世界で10万社以上の企業が導入しているカスタマーサービスソリューションZendeskを活用して、業務改善の効率化に取り組んだ事例を紹介します。

「グローバルワーク」「ニコアンド」「ローリーズファーム」など、30を超えるブランドを国内外で約1,400店舗展開するカジュアルファッション専門店チェーンの株式会社アダストリアは、ECサイトの成長を加速させるためZendeskを導入しています。

従来、同社では顧客からの問い合わせの対応において、紙ベースでのアナログな管理を続けていました。そのため、担当者間での情報共有ができておらず、回答に必要な情報を得るために複数のシステムを使い分けながら対応をするなど、応対担当者はもちろん、スムーズに回答がもらえない顧客のストレスも大きいものでした。

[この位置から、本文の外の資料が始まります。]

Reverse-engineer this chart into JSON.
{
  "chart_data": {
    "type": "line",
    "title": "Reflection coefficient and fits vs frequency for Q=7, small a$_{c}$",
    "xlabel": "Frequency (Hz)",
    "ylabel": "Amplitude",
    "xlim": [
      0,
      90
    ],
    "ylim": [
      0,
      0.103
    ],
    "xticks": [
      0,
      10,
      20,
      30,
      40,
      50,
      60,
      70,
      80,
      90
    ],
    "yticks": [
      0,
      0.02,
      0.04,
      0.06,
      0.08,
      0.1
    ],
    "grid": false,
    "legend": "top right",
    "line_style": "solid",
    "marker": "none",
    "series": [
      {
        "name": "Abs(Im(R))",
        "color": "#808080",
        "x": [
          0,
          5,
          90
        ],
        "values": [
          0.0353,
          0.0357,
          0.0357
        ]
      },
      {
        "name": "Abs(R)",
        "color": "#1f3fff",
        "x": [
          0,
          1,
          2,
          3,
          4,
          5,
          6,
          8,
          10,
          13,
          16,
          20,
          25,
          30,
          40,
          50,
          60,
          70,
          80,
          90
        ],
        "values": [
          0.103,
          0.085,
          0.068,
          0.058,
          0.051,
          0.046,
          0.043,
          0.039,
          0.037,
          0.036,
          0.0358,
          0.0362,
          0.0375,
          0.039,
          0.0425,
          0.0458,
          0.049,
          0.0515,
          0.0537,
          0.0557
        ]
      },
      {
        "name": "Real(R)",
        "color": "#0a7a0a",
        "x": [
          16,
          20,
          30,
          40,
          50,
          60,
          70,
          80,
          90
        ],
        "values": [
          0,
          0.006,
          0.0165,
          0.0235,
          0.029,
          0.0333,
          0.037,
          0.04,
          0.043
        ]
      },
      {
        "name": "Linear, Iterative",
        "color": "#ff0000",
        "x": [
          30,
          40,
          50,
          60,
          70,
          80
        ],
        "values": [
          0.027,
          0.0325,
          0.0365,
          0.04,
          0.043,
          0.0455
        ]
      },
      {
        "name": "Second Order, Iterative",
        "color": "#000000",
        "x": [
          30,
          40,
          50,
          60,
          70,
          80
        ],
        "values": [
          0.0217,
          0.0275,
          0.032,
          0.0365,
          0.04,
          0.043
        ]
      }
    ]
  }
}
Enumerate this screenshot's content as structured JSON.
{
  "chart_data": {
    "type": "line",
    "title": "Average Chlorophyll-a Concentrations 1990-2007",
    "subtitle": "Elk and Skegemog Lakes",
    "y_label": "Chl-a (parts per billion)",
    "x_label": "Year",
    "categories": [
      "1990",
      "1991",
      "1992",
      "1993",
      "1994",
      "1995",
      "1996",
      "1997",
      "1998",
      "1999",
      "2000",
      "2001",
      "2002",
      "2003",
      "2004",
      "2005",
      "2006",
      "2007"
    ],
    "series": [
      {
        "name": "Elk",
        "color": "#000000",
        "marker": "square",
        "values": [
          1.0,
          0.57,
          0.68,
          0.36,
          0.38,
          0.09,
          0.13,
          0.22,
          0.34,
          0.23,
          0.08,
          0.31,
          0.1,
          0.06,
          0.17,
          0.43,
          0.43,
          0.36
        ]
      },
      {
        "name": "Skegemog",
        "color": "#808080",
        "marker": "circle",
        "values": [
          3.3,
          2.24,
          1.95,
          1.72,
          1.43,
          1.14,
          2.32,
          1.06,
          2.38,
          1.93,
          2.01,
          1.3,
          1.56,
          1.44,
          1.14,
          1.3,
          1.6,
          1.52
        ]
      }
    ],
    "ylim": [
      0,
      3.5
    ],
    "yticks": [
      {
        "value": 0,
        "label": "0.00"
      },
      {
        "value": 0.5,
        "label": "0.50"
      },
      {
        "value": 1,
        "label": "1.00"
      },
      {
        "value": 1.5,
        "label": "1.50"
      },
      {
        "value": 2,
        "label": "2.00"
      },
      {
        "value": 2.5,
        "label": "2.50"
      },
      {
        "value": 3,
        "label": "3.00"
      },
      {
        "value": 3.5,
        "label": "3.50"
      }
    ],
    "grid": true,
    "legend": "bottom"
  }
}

そこで、当時部内で最も要望の多かった電話対応の改善を目的に導入されたのがZendeskです。Zendeskとクラウド型コンタクトセンターサービスのAmazon Connectを連携することで、IVR(自動音声応答システム)による専任チームへの振り分け、問い合わせフォームへの誘導、チャットボット(AI搭載型ボット)の活用など、顧客による自己解決の促進や顧客接点の拡充に取り組みました。

また、Zendeskと社内システム上にある会員情報、購買情報、商品情報のデータをAPI連携することで、一次対応における情報不足を解消しています。顧客が問題の種類に応じた適切なチャネルを選び、速やかに対話をスタートできるようになったことで、顧客はもちろん、応対担当者のストレスは大きく軽減しました。

結果として、問い合わせ対応に要していた時間が約3分の1に削減されたほか、自己解決率が260%アップしました。また、生産性が2.4倍にアップしたおかげで稼働時間が10%縮小され、新しいことにリソースを投入できる余裕が生まれています。

問い合わせ件数を削減し、業務効率化とコスト削減を実現

コールセンターやヘルプデスクなどの問い合わせ対応部署の業務改善には、問い合わせ業務の効率化はもちろんのこと、問い合わせ件数自体を削減するのが有効な対策です。業務負荷軽減、コスト削減、顧客満足度向上と、問い合わせ件数の削減には多くのメリットがあるため、本記事で紹介したようなツールを活用してぜひ積極的に取り組みましょう。